How come we say "data set" instead of "datum set"?

Given that "data" is the plural form, and it's playing the role of an adjective here, how come we don't use the singular form? Other kinds of sets, for example "point set", "skill set", "stationery set" all use the singular form of the noun.


There are several things that probably contribute to the use of "data set".

First, some background. It's a bit of a simplification to say that "data" is playing the role of an adjective here. It acts like an ordinary adjective (for example, "large") in some ways: it's being used to modify another noun attributively, and its position is before the noun. But in other ways, it doesn't act like an ordinary adjective: for example, it cannot be modifed by an adverb (we can say "a very large set" but not "a very data set"). For this reason, many modern grammarians would say that it should not be classified as an adjective. Instead, a word in this kind of construction is often considered to remain a noun, and called an "attributive noun".

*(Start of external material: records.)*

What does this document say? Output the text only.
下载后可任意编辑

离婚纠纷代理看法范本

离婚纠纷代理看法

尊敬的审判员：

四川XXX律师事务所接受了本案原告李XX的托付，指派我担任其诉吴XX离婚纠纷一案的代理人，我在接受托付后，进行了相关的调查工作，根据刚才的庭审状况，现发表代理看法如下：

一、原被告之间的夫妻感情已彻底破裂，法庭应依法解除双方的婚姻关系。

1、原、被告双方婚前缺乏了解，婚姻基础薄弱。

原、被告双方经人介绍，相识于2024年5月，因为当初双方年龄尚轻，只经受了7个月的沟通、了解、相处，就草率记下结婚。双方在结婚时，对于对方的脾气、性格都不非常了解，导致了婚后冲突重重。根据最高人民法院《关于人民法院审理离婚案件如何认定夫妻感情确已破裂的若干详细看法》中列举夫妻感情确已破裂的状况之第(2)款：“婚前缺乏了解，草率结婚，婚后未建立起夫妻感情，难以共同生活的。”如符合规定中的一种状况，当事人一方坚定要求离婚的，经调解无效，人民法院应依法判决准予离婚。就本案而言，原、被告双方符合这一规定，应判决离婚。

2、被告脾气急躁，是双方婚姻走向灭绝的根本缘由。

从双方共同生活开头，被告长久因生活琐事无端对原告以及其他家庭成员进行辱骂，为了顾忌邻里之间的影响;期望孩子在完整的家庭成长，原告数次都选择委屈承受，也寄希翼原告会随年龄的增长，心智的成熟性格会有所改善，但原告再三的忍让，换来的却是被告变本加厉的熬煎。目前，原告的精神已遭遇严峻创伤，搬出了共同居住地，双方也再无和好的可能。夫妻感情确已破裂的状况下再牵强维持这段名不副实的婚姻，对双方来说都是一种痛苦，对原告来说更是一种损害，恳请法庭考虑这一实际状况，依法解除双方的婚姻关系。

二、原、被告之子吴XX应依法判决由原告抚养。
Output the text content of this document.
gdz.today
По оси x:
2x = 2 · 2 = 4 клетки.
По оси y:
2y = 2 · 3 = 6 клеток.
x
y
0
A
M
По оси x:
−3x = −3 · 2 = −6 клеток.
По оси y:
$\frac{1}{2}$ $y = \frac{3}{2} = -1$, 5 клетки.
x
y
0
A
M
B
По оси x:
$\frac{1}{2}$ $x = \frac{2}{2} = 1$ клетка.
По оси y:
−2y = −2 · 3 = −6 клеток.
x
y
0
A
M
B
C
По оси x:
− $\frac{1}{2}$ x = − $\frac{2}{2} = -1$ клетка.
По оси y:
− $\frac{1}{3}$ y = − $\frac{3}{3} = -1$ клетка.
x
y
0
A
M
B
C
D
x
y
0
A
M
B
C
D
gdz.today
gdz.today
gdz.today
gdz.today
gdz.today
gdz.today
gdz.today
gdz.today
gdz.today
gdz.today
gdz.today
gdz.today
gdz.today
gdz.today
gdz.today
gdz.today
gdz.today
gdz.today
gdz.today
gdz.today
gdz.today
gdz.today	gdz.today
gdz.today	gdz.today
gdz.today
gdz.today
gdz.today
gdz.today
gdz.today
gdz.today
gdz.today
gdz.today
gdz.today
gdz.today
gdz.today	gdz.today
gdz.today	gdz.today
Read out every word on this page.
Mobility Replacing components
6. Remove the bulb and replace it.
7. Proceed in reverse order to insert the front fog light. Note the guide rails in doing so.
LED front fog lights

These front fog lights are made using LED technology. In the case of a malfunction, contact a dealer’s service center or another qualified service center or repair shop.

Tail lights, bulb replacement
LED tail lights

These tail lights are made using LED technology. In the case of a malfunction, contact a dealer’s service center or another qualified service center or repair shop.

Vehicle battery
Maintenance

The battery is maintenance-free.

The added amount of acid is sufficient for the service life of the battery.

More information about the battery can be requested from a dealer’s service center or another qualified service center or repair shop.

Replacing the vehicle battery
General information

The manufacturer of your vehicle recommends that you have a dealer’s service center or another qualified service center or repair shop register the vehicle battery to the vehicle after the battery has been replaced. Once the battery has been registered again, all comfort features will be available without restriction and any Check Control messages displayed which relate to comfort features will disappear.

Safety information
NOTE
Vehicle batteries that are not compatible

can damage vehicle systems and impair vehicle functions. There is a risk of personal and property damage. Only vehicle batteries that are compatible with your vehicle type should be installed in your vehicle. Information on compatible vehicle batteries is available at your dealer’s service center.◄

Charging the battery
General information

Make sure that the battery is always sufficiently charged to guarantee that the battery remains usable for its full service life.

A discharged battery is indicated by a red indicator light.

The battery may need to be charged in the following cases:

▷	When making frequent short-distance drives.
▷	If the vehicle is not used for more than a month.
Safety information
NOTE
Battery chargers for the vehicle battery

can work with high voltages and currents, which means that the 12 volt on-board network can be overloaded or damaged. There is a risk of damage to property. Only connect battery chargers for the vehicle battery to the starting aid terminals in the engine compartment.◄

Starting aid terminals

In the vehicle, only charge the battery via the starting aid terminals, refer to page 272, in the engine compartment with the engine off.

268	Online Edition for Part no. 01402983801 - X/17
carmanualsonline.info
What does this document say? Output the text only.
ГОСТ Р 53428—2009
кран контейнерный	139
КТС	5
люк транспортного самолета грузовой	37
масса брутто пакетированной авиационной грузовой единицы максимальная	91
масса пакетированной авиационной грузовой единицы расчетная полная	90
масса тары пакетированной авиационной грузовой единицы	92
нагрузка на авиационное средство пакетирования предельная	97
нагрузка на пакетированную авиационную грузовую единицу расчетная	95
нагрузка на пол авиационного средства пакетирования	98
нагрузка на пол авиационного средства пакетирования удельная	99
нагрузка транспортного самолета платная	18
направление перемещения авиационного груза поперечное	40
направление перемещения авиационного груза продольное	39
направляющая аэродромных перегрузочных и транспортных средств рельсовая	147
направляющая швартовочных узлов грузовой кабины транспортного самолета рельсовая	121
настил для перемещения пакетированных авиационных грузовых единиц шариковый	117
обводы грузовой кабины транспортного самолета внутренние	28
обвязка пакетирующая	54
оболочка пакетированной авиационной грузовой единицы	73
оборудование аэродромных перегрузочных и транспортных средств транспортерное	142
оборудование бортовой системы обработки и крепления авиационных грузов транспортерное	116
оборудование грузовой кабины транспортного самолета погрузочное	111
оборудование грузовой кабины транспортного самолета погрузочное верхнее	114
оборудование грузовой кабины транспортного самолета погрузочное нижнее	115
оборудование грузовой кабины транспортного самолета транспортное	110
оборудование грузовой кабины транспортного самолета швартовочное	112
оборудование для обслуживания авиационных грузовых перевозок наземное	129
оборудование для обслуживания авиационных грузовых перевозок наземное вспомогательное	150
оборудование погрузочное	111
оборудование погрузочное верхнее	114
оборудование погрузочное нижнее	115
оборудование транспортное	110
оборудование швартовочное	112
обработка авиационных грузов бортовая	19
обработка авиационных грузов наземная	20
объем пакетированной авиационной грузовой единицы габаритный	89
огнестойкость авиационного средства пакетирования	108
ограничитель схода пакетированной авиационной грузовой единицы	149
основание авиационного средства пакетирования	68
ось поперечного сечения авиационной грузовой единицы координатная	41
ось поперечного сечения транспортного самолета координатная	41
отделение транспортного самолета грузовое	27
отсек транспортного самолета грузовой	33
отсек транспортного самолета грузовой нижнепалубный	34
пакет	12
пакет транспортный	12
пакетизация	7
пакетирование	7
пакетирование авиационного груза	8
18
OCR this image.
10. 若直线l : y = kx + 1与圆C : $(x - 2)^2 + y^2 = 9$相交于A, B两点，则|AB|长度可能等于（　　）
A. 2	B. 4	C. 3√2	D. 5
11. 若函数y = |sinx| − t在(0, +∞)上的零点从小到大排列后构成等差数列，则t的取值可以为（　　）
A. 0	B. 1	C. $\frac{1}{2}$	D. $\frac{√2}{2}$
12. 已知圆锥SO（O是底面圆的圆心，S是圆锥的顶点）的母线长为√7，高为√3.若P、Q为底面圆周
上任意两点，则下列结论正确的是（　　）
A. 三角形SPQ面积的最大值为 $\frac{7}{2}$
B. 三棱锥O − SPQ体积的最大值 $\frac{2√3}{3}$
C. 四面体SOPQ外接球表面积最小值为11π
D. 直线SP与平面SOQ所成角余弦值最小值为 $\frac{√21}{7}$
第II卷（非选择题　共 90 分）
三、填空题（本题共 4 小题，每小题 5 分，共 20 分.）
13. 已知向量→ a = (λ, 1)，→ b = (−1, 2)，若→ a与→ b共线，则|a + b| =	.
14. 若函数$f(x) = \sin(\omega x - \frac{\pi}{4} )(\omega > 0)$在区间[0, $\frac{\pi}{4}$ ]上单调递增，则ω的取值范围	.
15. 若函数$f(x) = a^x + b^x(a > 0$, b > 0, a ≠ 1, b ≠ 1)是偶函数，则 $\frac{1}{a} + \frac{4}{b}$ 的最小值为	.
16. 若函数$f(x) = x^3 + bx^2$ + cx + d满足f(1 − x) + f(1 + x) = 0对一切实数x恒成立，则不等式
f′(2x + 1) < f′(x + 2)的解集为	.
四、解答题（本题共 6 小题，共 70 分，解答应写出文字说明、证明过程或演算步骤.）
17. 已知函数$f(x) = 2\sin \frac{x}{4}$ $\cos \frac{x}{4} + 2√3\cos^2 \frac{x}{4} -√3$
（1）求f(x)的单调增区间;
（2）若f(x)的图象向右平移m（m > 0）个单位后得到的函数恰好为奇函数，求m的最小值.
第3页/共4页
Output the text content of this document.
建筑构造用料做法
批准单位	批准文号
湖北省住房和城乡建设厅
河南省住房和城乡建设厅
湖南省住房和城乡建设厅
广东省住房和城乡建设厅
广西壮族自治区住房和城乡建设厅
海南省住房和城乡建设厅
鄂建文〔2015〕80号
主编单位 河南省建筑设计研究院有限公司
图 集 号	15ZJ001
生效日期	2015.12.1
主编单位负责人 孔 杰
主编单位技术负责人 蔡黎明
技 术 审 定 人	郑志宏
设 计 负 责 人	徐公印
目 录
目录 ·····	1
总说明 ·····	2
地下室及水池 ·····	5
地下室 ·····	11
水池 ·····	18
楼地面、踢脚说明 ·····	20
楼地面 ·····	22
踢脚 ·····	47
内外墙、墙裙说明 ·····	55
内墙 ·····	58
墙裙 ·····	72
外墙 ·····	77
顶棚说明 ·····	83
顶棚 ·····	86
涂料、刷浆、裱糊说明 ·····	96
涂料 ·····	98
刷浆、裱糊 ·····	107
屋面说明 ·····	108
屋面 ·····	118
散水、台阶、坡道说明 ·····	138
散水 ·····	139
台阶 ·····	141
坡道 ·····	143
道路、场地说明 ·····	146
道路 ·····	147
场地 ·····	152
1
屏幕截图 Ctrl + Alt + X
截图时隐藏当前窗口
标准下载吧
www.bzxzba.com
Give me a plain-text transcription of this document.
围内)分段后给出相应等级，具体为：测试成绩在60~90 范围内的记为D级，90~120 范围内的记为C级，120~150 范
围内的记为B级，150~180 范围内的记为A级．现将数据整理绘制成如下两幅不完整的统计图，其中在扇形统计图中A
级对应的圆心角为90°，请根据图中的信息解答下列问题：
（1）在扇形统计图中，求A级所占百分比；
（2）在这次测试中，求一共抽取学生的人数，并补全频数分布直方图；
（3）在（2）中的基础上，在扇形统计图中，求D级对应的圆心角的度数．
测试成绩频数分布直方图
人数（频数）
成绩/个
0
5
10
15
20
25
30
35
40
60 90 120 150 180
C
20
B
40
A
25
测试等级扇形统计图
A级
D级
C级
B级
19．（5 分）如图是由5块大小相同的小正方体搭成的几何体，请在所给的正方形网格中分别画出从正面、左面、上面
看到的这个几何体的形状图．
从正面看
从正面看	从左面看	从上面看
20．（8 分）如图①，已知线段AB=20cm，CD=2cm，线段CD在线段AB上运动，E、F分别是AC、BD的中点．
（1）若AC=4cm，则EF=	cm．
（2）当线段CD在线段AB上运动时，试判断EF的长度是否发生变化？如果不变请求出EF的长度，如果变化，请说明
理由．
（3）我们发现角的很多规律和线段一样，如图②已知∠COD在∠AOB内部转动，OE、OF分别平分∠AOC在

Furthermore, as VampDuc points out, the fact that we can write "dataset" without spaces indicates that it may in fact be a single word grammatically. In other words, it may have turned into a compound word. In that case, it may not make sense to assign "data" a part of speech here: it would be like assigning a part of speech to "black" in "blackbird".

Plural nouns can be used attributively/as the first element of compounds

While attributive nouns are usually singular (as in your examples of "point set", "skill set", "stationery set"), it is not always impossible for them to be plural.

A few words seem to only have a plural form, and no singular, even when used in compounds (I mention a few in my answer to "Are there nouns that are always plural — have no plural counterpart?"). Two words like this are clothes (a basket for clothes can only be called a "clothes basket", not a "cloth basket") and glasses (a case for glasses can only be called a "glasses case", not a "glass case"). It's probably relevant that "cloth basket" and "glass case" are valid phrases that have another meaning. For words such as eyeglasses and scissors where such confusion isn't likely, it seems to be possible to use either the usual (plural) form, or a singularized form in compounds: "eyeglass(es) case", "scissor(s) kick".

Nouns that have the plural suffix -s but take singular verb agreement also seem to strongly resist singularization when used attributively or in compound words. Examples of nouns of this type are news (which forms newspaper, not *newpaper), mathematics (mathematics professor), and physics (physics textbook).

These are just the examples of plural attributive nouns that I think are the most obvious and uncontroversial; there are more (see for example the following question: "Irregular plurals in noun adjuncts"). In some cases, speakers of different dialects tend to have different judgements about whether a plural use is acceptable.

My point here is, we can't conclusively rule out the use of "data" in this position just because it is a plural form.

Irregular plurals seem to sound less bad as the first element of compounds

An observation commonly made in the literature, although I don't actually think it's very significant, is that irregular plurals generally sound a bit less bad when used appositively/as the first element of compounds than regular plurals. (I do agree with this idea to a certain extent, but I think the acceptability of expressions like "mice trap" or "teeth cleaning" is often overstated. They both sound pretty bad to me despite using irregular plurals.)

And of course, "data" is not a regular plural.

"Data" is used as a singular non-count/mass noun by many people

See this question for more information about this: "Is "data" treated as singular or plural in formal contexts?"

Summary

It's possible for plural nouns to be used attributively, or as the first element of compound words. It is more common to use a singular noun, but two factors that seem to facilitate the use of a plural noun in this position are irregularity (and "data" is not a regular plural) and significant difference in meaning between the singular and plural ("datum" is not often used, and it often is used differently from the plural "data").

Additionally, for many people "data" is used as a singular mass noun, which would make "data" a singular form, explaining its use in "data set".